2 Hirai, K. ; Miyashita, M.; Morita, T., Sanjyo, M.; Uchitomi, Y.
(Center for the Study of Communication Design, Graduate School of Human Sciences, Graduate School of Medicine)
Good Death in Japanese Cancer Care: a Qualitative Study
Journal of Pain and Symptom Management, 31, 140-147 (2005)

The primary aim of this study was to identify the components of Japanese “Good death”, as one of most important goals of palliative care, through qualitative interviews of 13 cancer patients, 10 patients’ families, 20 physicians and 20 nurses. Content analysis extracted 58 attributes, which were classified into 17 categories. The most frequently cited category was “Freedom from pain or physical/psychological symptoms” and the least common was “Having faith.” This study identified important components of good death in Japan.


3 Ikeda, S.
(Institute of Social and Economic Research)
Luxury and Wealth
International Economic Review, 47, 495-526 (2006)


4 Mino, K. ; Shimomura, K.; Wang, P.
(Graduate School of Economics)
Occupational Choice and Dynamic Indeterminacy
Review of Economic Dynamics, 8, 138-153 (2005)

This paper constructs a two-sector model of two-period lived overlapping generations with endogenous occupational choice where agents with heterogeneous abilities choose whether to become educated when young and henceforth to become skilled when old. We show that, in contrast to the standard one-sector model, endogenous occupational choice in this two-sector framework can result in dynamic indeterminacy without complicate preferences/technologies and without requiring the consumption-good production to be more capital-intensive.


5 Morikawa, K.
(Graduate School of Human Sciences)
Adaptation to Asymmetrically Distorted Faces and Its Lack of Effect on Mirror Images
Vision Research, 45, 3180-3188 (2005).


6 Oba, Y.
(Graduate School of Letters)
The Double Object Construction and the Extraction of the Indirect Object
Linguistic Analysis, 32, 40-71 (2005)


7 Ono, Y. ; Shibata, A.
(Institute of Social and Economic Research)
Fiscal Spending, Relative-Price Dynamics, and Welfare in a World Economy
Review of International Economics, 13, 216-236 (2005)

We consider a dynamic two-country model with international commodity and asset trade in which foreign asset holdings and capital accumulation are independently determined by households and firms respectively. In this setting we examine the effects of fiscal spending on the whole trajectories of interest rates and prices and thereby obtain how each country’s lifetime utility is affected.

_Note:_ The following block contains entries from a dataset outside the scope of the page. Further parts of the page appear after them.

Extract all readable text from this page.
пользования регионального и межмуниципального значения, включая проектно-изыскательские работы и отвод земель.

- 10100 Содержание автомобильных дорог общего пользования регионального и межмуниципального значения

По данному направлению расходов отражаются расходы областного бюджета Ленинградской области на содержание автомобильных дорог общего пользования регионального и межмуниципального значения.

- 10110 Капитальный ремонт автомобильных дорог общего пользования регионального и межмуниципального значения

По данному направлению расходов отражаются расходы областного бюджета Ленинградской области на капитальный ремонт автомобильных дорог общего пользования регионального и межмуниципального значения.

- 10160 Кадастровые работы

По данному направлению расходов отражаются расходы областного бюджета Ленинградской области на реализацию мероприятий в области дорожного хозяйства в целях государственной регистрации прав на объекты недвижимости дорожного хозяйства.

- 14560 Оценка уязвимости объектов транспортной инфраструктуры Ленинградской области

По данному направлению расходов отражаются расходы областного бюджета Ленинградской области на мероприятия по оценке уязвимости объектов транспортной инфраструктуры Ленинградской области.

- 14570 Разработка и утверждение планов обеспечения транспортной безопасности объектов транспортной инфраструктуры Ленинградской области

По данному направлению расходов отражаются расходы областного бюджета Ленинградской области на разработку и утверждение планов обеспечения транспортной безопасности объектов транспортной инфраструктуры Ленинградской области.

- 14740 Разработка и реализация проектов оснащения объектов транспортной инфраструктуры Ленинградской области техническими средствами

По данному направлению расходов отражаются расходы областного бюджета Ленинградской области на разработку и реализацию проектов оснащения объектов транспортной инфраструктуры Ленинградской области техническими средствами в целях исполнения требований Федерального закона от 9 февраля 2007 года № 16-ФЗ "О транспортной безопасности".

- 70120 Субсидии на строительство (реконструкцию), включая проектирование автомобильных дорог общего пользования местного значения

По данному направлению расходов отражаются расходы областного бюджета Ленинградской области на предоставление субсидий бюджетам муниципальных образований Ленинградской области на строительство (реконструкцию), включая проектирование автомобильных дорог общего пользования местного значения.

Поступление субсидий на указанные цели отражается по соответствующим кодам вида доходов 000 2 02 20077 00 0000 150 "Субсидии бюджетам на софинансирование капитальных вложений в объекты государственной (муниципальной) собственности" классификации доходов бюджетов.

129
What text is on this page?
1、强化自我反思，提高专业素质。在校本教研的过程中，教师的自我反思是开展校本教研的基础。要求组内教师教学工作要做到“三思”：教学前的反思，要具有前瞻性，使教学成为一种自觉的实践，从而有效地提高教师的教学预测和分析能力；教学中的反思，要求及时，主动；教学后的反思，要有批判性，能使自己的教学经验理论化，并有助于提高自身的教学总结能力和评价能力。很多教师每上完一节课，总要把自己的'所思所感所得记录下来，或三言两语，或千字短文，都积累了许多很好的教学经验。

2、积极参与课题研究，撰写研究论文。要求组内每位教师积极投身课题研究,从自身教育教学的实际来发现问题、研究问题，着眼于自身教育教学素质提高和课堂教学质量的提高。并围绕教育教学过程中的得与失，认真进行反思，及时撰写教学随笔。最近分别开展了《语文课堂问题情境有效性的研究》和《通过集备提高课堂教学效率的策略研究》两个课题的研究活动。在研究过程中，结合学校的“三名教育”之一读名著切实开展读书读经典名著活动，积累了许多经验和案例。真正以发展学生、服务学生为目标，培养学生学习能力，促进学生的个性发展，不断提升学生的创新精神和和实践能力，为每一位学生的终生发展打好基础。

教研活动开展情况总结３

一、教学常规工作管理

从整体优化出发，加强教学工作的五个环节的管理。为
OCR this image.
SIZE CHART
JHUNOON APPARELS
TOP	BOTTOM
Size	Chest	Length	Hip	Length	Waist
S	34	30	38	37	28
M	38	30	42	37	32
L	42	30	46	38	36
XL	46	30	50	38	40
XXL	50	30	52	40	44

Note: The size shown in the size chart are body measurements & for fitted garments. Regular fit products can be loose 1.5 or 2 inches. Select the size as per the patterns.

We find that the welfare effect consists of the static terms-of-trade effect, the dynamic foreign asset effect and the direct income-loss effect.


8 Yamamoto, K.
(Graduate School of Economics)
A Two-region Model with Two Types of Manufacturing Technologies and Agglomeration
Regional Science and Urban Economics, 35, 808-836 (2005)

A two-region model is proposed in this paper. Manufactured goods can be produced with cottage technology under constant returns to scale or with modern technology using differentiated intermediate goods, which are produced with increasing returns to scale technology. In the model, there may be multiple equilibria, and, in such cases, the initial conditions determine the equilibrium that the economy reaches. It is shown that strong increasing returns due to specialization and low transportation costs bring about industrialization with agglomeration. This framework explains the mechanism behind the different industrialization process in Japan and in less developed countries.